The Crusades next engage our attention. The first of these military expeditions was made to secure the right to visit the Holy Sepulcher. It was commenced at the call of the Pope in 1096. A force of two hundred and seventy-five thousand men began the march, but never entered Palestine. Another effort was made by six hundred thousand men, who captured Antioch in 1098. A little later the survivors defeated the Mohammedan army of two hundred thousand. Still later they entered Jerusalem, and Godfrey of Bouillon was made king of the city in 1099. By conquest he came to rule the whole of Palestine. The orders of Knights Hospitallers and Knights Templars were formed, and Godfrey continued in power about fifty years. In 1144 two European armies, aggregating one million two hundred thousand men, started on the second crusade, which was a total failure. Saladin, the Sultan of Egypt, conquered Jerusalem in 1187, and the third crusade was inaugurated, which resulted in securing the right to make pilgrimages to Jerusalem free from taxes. The power of the Crusaders was now broken. Another band assembled at Venice in 1203 to undertake the fourth crusade, but they never entered Palestine. The fifth effort was made, and Frederick, Emperor of Germany, crowned himself king of Jerusalem in 1229, and returned to his native land the next year. The Turks conquered Palestine in 1244 and burned Jerusalem. Louis IX. of France led the seventh crusade, another failure, in 1248. He undertook it again in 1270, but went to Africa, and Prince Edward of England entered Palestine in 1271 and accepted a truce for ten years, which was offered by the Sultan of Egypt. This, the eighth and last crusade, ended in 1272 by the return of Edward to England. In 1280 Palestine was invaded by the Mamelukes, and in 1291 the war of the Crusaders ended with the fall of Acre, "the last Christian possession in Palestine." Besides these efforts there were children's crusades for the conversion or conquest of the Moslems. The first, in 1212, was composed of thirty thousand boys. Two ship loads were drowned and the third was sold as slaves to the Mohammedans.

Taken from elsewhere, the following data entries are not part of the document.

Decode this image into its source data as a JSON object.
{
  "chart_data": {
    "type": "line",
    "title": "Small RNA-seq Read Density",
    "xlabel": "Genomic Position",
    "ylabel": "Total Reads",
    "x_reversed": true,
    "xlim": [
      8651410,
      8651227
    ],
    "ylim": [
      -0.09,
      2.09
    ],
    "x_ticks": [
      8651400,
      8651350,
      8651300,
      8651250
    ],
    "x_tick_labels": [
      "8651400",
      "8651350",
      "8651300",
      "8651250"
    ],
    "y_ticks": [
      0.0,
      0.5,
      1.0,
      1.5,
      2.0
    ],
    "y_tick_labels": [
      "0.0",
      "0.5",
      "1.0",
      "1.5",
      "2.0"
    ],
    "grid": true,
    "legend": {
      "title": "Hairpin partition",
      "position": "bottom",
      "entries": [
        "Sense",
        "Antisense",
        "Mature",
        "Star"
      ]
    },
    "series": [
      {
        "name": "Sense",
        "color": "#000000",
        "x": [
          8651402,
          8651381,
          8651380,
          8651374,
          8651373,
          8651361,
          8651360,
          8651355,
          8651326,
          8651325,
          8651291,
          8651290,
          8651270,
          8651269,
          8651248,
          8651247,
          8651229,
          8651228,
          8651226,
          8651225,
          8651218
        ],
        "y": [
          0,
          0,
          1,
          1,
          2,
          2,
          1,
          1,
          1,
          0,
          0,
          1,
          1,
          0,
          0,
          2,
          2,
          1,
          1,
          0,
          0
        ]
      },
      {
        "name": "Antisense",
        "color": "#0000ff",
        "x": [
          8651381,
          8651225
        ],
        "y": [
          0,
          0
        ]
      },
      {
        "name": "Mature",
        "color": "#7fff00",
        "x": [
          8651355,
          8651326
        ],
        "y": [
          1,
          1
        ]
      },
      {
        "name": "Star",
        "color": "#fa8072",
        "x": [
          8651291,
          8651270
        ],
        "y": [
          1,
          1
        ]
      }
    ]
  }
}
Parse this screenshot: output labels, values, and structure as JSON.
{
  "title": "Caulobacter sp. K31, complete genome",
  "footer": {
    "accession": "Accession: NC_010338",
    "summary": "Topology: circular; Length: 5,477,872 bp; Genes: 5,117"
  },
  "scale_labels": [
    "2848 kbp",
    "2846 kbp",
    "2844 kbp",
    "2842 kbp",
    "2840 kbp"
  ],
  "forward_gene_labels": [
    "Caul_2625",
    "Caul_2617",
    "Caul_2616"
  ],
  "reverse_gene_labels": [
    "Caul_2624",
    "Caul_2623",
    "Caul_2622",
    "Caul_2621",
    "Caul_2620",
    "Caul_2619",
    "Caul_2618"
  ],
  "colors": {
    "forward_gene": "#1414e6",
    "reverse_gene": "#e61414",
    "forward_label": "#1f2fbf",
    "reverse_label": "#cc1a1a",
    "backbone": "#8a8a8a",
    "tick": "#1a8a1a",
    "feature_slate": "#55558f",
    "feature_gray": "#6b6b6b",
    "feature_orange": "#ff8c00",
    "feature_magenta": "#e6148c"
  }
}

In 1517 the country passed to the control of the Ottoman Empire, and so remained until 1832, when it fell back to Egypt for eight years. The present walls around Jerusalem, which inclose two hundred and ten acres of ground, were built by Suleiman the Magnificent in 1542. In 1840 Palestine again became Turkish territory, and so continues to this day. The really scientific exploration of the land began with the journey of Edward Robinson, an American, in 1838. In 1856 the United States Consulate was established in Jerusalem, and twelve governments are now represented by consulates. Sir Charles Wilson created an interest in the geography of Palestine by his survey of Jerusalem and his travels in the Holy Land from 1864 to 1868. Palestine was surveyed from Dan to Beer-sheba and from the Jordan to the Great Sea in the years from 1872 to 1877. The Siloam inscription, the "only known relic of the writing * * * of Hezekiah's days," was discovered in 1880. The railroad from Jaffa to Jerusalem was opened in 1892. Within the last ten years several carriage roads have been built. Protestant schools and missions have been established at many important places. The population of the city is now about fifty-five thousand souls, but they do not all live inside of the walls. What the future of Palestine may be is an interesting subject for thought.